I don't think it's _that_ speficic. (retries < allowed) is the default
case, at least for the first failure. REQ_FAILFAST_DEV has very few
users except for the device handlers, and NEEDS_RETRY is a rather
frequently used disposition.

> I'm not sure we want to add a bunch of
> cases specific to scsi_execute callers to scsi_check_sense? I don't
> think we do.

If we don't want to fall back to 1. above, I think we can go a long way
with two additional flags for scsi_execute() callers:

 a) indicate whether DID_TIME_OUT should be retried by the error
handler (default: no),
 b) indicate whether UA (and NOT READY?) should be retried on the ML
(default: current behavior)

The rationale for b) is that (IIRC from yesterday's code inspection all
callers that check sense codes only define special cases for UA, or
some subcases of it.

Maybe we need also

 c) indicate whether the (don't) retry logic for SG_IO should be used.

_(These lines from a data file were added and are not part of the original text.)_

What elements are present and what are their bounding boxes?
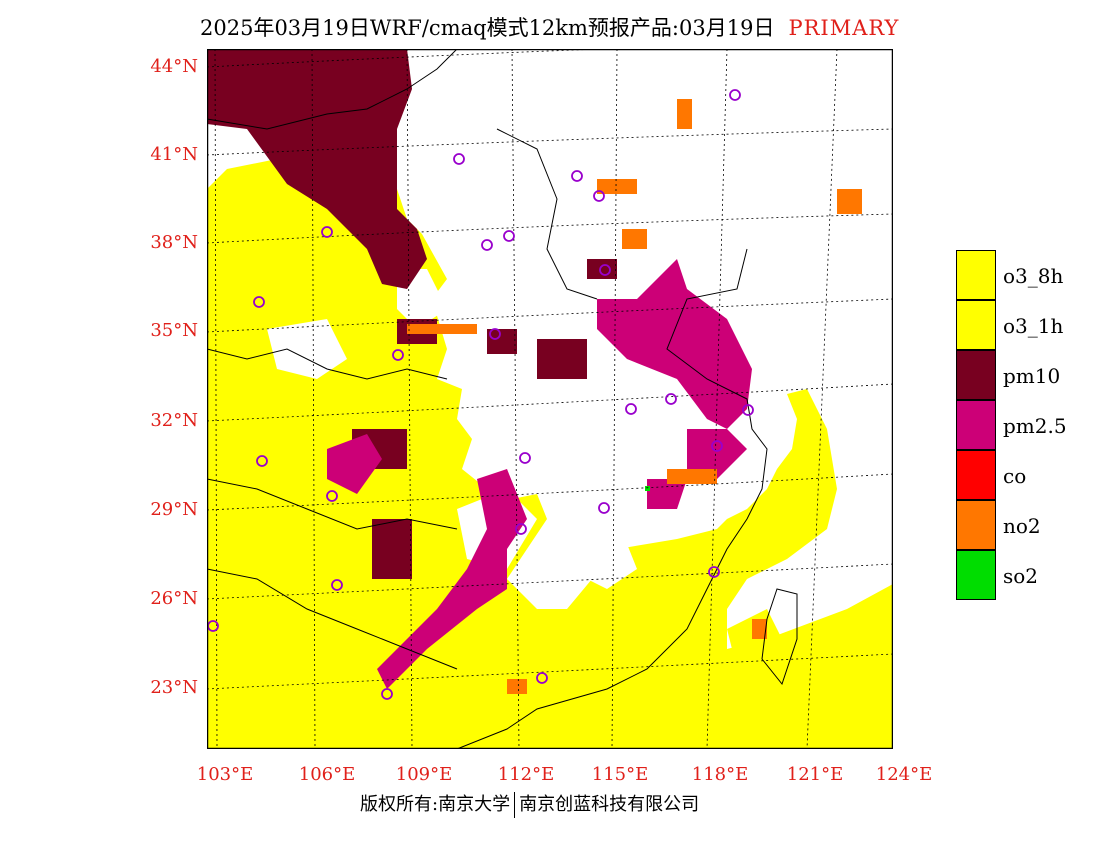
pollutant-map: [207, 49, 893, 749]
legend-label: co: [1003, 464, 1027, 488]
so2-spot: [645, 486, 650, 491]
footer-right: 南京创蓝科技有限公司: [519, 794, 700, 815]
lon-tick-label: 106°E: [298, 764, 356, 785]
lat-tick-label: 32°N: [150, 410, 198, 431]
legend-label: pm2.5: [1003, 414, 1067, 438]
legend-swatch: [956, 300, 996, 350]
lat-tick-label: 29°N: [150, 499, 198, 520]
legend-swatch: [956, 250, 996, 300]
legend-item: so2: [956, 550, 1096, 600]
pm25-areas: [327, 259, 752, 689]
footer-left: 版权所有:南京大学: [360, 794, 511, 815]
boundaries: [207, 49, 798, 749]
legend-item: pm10: [956, 350, 1096, 400]
lon-tick-label: 103°E: [196, 764, 254, 785]
lat-tick-label: 23°N: [150, 677, 198, 698]
title-main: 2025年03月19日WRF/cmaq模式12km预报产品:03月19日: [200, 16, 775, 40]
legend-swatch: [956, 350, 996, 400]
legend-label: no2: [1003, 514, 1041, 538]
pm10-areas: [207, 49, 617, 579]
lat-tick-label: 44°N: [150, 56, 198, 77]
legend-label: o3_8h: [1003, 264, 1064, 288]
legend-label: pm10: [1003, 364, 1061, 388]
lat-tick-label: 35°N: [150, 320, 198, 341]
lon-tick-label: 118°E: [691, 764, 749, 785]
lon-tick-label: 112°E: [497, 764, 555, 785]
legend-item: o3_1h: [956, 300, 1096, 350]
lon-tick-label: 109°E: [395, 764, 453, 785]
map-title: 2025年03月19日WRF/cmaq模式12km预报产品:03月19日 PRIM…: [200, 12, 899, 42]
legend-label: so2: [1003, 564, 1039, 588]
legend-item: o3_8h: [956, 250, 1096, 300]
legend-swatch: [956, 500, 996, 550]
primary-tag: PRIMARY: [788, 16, 900, 40]
legend-label: o3_1h: [1003, 314, 1064, 338]
lat-tick-label: 41°N: [150, 144, 198, 165]
o3-areas: [207, 99, 893, 749]
legend-swatch: [956, 450, 996, 500]
no2-areas: [407, 99, 862, 694]
legend-swatch: [956, 550, 996, 600]
graticule: [207, 49, 893, 749]
legend-item: pm2.5: [956, 400, 1096, 450]
lat-tick-label: 38°N: [150, 232, 198, 253]
lat-tick-label: 26°N: [150, 588, 198, 609]
lon-tick-label: 121°E: [786, 764, 844, 785]
legend-item: co: [956, 450, 1096, 500]
legend-swatch: [956, 400, 996, 450]
city-markers: [207, 89, 754, 700]
legend-item: no2: [956, 500, 1096, 550]
footer-separator: [514, 792, 516, 818]
lon-tick-label: 115°E: [591, 764, 649, 785]
lon-tick-label: 124°E: [875, 764, 933, 785]
footer: 版权所有:南京大学 南京创蓝科技有限公司: [360, 790, 699, 818]
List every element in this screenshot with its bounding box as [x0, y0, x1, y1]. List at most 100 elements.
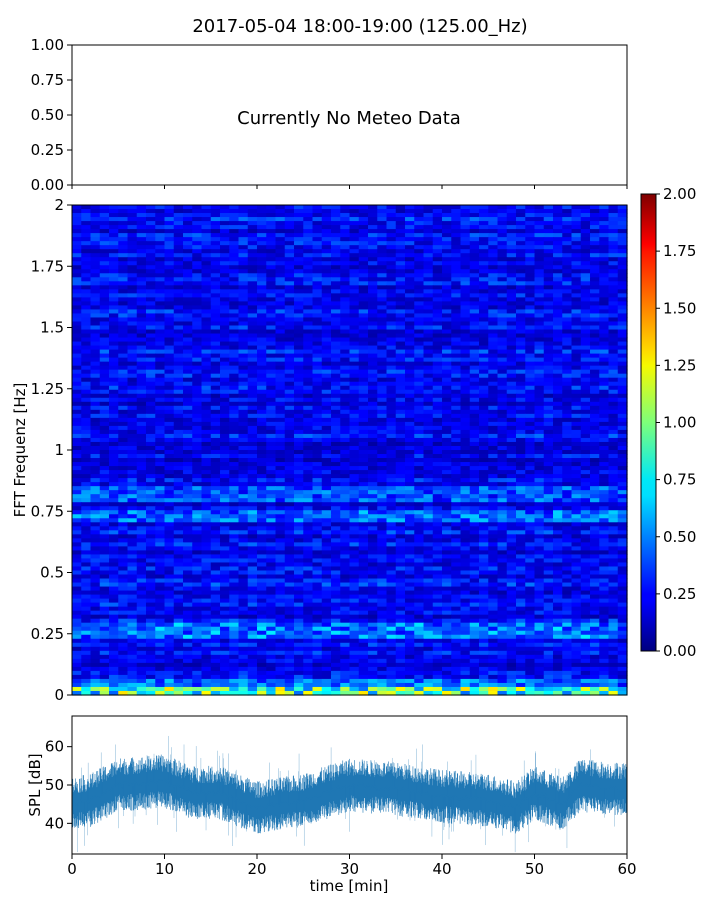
spectrogram-cell	[395, 253, 406, 258]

> To be clear, I mean for this approach to be generally useful we would
> have to
> add the cases scsi_execute callers are retrying in scsi_check_sense.
> We could
> then remove the scsi_execute caller driven retries and only have
> scsi_decide_disposition
> retry.
> 
> It sounded really nice at first, but to do that I would have a bunch
> of cases
> that might be specific to pr_ops, alua or scanning, etc. Then I also
> had cases where
> user1 does not want to retry but user2 did, so I have to add more
> SCMD bits. So, in
> the end it will get messier than you initially think.
> 

I agree. I thought about passing a lookup table of sense keys (not) to
be retried to the ML, but it feels over-engineered to me.